The issue for the architect is to figure out as what data is useful, institute a governance process, so that you can have data lifecycle management, have a proper disposition, focus the organization on information data and knowledge that is basically going to provide business value to the organization, and help them innovate and have a competitive advantage.
How Much Data to Keep
And in terms of government, just improve service delivery, because there's waste right now on information infrastructure, and we can't afford it anymore.
Gardner:So it's difficult to know what to keep and what not to keep. I've actually spoken to a few people lately who want to keep everything, just because they want to mine it, and they are willing to spend the money and effort to do that.
Jim, when people do get to this point of trying to decide what to keep, what not to keep, and how to architect properly for that, they also need to factor in security. It shouldn't become later in the process. It should come early. What are some of the precepts that you think are important in applying good security practices to big data?
Jim Hietala: One of the big challenges is that many of the big data platforms weren't built from the get-go with security in mind. So some of the controls that you've had available in your relational databases, for instance, you move over to the big data platforms and the access control authorizations and mechanisms are not there today.
Planning the architecture, looking at bringing in third-party controls to give you the security mechanisms that you are used to in your older platforms, is something that organizations are going to have to do. It's really an evolving and emerging thing at this point.
Gardner: There are a lot of unknown unknowns out there, as we discovered with our tweet chat last month. Some people think that the data is just data, and you apply the same security to it. Do you think that's the case with big data? Is it just another follow-through of what you always did with data in the first place?
Hietala: I would say yes, at a conceptual level, but it's like what we saw with virtualization. When there was a mad rush to virtualize everything, many of those traditional security controls didn't translate directly into the virtualized world. The same thing is true with big data.
When you're talking about those volumes of data, applying encryption, applying various security controls, you have to think about how those things are going to scale? That may require new solutions from new technologies and that sort of thing.

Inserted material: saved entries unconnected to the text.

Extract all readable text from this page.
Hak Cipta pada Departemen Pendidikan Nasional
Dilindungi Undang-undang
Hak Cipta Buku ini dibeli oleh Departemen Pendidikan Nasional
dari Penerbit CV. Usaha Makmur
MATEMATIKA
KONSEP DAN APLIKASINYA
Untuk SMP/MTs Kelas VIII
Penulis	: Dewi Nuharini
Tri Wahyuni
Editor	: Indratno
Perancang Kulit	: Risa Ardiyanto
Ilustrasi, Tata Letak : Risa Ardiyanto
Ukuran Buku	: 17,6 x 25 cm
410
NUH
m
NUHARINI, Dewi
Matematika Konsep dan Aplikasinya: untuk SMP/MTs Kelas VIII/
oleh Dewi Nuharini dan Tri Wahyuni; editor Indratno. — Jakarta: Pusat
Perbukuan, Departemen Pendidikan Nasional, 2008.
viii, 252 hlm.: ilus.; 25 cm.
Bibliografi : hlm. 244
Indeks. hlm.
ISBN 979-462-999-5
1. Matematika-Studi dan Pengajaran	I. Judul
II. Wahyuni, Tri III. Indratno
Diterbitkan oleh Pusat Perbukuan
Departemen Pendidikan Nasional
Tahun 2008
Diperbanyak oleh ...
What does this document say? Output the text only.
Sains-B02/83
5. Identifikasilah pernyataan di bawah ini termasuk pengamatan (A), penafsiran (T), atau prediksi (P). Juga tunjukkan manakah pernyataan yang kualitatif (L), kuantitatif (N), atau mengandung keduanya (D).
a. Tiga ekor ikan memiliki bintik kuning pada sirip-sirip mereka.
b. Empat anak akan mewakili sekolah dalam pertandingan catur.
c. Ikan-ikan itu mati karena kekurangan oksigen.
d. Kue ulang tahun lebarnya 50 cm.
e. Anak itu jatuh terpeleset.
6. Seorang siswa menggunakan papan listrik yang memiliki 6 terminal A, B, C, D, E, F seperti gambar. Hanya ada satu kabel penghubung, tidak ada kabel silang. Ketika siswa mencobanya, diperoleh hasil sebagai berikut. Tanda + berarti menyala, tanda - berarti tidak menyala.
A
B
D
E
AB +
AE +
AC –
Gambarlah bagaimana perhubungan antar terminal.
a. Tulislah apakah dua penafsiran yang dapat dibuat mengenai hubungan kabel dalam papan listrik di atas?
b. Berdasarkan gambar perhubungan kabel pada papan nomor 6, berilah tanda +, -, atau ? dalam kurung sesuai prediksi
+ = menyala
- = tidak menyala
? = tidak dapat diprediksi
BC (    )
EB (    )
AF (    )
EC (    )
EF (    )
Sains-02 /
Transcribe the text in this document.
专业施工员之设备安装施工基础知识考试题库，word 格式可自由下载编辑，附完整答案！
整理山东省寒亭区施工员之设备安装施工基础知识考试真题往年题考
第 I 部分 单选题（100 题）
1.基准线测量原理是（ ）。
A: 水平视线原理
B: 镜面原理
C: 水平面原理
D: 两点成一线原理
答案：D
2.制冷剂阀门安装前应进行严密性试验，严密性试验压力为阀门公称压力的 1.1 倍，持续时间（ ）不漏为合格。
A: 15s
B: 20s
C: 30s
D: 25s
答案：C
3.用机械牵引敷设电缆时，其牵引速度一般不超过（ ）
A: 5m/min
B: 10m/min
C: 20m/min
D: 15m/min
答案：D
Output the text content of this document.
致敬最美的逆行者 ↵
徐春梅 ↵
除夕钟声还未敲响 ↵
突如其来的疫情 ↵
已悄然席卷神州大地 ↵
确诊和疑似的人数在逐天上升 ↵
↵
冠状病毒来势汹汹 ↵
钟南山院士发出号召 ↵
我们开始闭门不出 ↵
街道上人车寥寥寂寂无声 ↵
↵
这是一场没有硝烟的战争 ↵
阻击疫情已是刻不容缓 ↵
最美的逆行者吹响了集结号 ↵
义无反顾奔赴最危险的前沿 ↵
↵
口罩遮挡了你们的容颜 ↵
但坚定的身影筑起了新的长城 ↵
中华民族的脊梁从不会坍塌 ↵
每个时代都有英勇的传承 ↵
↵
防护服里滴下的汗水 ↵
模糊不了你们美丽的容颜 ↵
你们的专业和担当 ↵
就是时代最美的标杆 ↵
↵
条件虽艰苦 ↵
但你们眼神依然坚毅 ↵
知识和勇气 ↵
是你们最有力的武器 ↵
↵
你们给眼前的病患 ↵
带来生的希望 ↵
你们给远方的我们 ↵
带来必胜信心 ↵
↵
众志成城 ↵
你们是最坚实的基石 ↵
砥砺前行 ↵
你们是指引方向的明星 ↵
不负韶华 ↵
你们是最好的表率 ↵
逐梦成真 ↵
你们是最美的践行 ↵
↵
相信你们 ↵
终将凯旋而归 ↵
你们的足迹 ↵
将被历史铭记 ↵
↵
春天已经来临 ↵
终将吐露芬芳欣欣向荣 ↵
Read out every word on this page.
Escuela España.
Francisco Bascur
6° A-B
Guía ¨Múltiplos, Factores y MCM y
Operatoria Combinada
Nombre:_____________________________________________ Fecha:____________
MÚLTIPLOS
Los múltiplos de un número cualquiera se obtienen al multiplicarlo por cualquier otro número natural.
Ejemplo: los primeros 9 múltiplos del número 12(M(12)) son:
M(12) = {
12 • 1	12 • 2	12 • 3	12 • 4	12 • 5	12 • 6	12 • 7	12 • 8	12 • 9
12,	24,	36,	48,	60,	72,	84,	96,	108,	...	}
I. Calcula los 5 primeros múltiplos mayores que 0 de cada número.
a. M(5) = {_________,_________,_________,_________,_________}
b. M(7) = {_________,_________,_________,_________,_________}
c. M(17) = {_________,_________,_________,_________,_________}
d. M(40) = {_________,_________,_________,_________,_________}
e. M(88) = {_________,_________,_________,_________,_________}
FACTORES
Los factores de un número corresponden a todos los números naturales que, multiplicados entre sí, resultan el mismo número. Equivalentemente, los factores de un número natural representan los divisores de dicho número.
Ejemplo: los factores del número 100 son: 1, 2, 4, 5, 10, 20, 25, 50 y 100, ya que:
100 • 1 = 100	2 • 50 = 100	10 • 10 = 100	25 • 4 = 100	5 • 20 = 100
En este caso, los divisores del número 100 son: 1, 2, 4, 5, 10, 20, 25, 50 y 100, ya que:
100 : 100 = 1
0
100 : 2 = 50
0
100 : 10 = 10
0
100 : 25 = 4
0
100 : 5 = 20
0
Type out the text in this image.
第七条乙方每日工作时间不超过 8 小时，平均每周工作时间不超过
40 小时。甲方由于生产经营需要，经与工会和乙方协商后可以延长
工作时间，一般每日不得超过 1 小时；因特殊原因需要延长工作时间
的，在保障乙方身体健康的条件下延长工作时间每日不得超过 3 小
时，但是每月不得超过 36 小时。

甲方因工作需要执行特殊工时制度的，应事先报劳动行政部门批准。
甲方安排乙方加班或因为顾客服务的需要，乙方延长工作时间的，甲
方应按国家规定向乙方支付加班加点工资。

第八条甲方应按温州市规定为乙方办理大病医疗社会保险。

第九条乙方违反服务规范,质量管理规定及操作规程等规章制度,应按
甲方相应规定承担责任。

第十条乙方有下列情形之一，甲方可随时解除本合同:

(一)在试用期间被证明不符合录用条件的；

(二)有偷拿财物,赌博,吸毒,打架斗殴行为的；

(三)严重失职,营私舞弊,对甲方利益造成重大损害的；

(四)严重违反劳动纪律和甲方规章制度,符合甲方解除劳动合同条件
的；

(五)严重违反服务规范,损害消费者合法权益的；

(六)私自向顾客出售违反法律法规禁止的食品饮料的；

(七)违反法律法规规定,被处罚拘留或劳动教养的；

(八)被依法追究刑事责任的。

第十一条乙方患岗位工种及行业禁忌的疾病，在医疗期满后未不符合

Gardner: Chris Gerty, when it comes to that governance, security, and access control, are there any lessons that you've learned that you are aware of in terms of the best of openness, but also with the ability to manage the spigot?
Gerty: Spigot is probably a dangerous term to use, because it implies that all data is treated the same. The sooner that you can tag the data as either sensitive or not, mostly coming from the person or team that's developed or originated the data, the better.
Kicking the Can
Once you have it on a hard drive, once you get crazy about storing everything, if you don't know where it came from, you're forced to put it into a secure environment. And that's just kicking the can down the road. It's really a disservice to people who might use the data in a useful way to address their problems.
We constantly have satellites that are made for one purpose. They send all the data down. It's controlled either for security or for intellectual property so someone can write a paper. Then, after the project doesn't get funded or it just comes to a nice graceful close, there is that extra step, which is almost a responsibility of the originators, to make it useful to the rest of the world.